Dear Amy: When my husband and I divorced more than two years ago, I gave him nine months to move out of my house. He's still here.

He claims that he has no money, and he doesn't. He gambled it all away in the stock market after our divorce.

My ex-husband is rude. He belittles me and trashes me. He is manic-depressive.

He wakes me at 3 a.m. to berate me about my shortcomings. He pays very little in living expenses; he just buys some groceries and pays the cable bill. I tell him daily to move out.

This morning he informed me that he would be applying for a prescription to smoke medical marijuana, which I told him I was 100% against.

I told him that he had to move out again, and he said that he wasn't going to.

Oddly, I feel guilty about getting a legal order to remove him.

I worry that he will be homeless.

I have been to three therapists about this issue, and my ex is still in the house.

The amount of guilt that I feel is amazing. Any suggestions on how I can shake this guilt and just get him out?

My friends and family think I am crazy and will not mention his name to me. I feel isolated. There is no one left to discuss this issue with.

Feeling Helpless

Dear Helpless: You don't need another therapist. You need the sheriff.

But you've learned a valuable lesson. Therapy doesn't work unless you want it to.

You've probably heard it all before -- that your husband is an abuser, and he won't stop as long as he has access to you. Part of this abuse cycle is the crushing guilt you feel.

Obviously, you could marshal your legal resources to get this person out of your home, but you won't do so. It might help to break the cycle if you leave -- temporarily.

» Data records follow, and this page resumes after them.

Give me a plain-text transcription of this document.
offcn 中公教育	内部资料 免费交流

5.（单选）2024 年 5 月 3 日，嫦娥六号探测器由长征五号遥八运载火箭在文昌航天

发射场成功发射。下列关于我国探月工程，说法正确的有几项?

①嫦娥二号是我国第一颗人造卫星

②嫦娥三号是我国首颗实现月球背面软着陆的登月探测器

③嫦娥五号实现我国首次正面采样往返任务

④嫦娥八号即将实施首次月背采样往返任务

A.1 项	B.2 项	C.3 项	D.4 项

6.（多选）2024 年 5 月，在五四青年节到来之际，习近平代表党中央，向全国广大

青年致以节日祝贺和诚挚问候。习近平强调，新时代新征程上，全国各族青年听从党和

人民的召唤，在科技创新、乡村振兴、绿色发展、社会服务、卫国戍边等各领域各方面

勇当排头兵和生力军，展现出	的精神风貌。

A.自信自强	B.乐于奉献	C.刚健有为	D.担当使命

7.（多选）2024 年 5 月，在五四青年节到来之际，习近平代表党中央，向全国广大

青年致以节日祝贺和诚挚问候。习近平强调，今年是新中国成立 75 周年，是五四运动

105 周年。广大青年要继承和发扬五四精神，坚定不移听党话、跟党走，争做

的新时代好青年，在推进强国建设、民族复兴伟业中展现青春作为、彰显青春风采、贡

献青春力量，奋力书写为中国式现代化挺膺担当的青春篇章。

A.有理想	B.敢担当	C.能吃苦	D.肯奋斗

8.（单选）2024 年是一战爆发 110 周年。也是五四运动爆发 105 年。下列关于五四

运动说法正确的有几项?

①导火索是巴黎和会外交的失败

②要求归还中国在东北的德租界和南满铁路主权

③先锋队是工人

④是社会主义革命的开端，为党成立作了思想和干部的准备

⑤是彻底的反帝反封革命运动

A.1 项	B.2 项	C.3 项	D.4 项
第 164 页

Sever all contact long enough to get yourself together and confront the challenge of what you need to do. Find your strongest advocate -- either a professional, friend or family member -- and let this person assist you and keep you strong.

It would help if you could picture yourself in five years, supporting this carbuncle while he berates you and blows marijuana smoke in your face from the couch.

Is this what you want?

A counselor at the National Domestic Violence Hotline could connect you with local victim services. The website is ndvh.org or call (800) 799-SAFE (7233).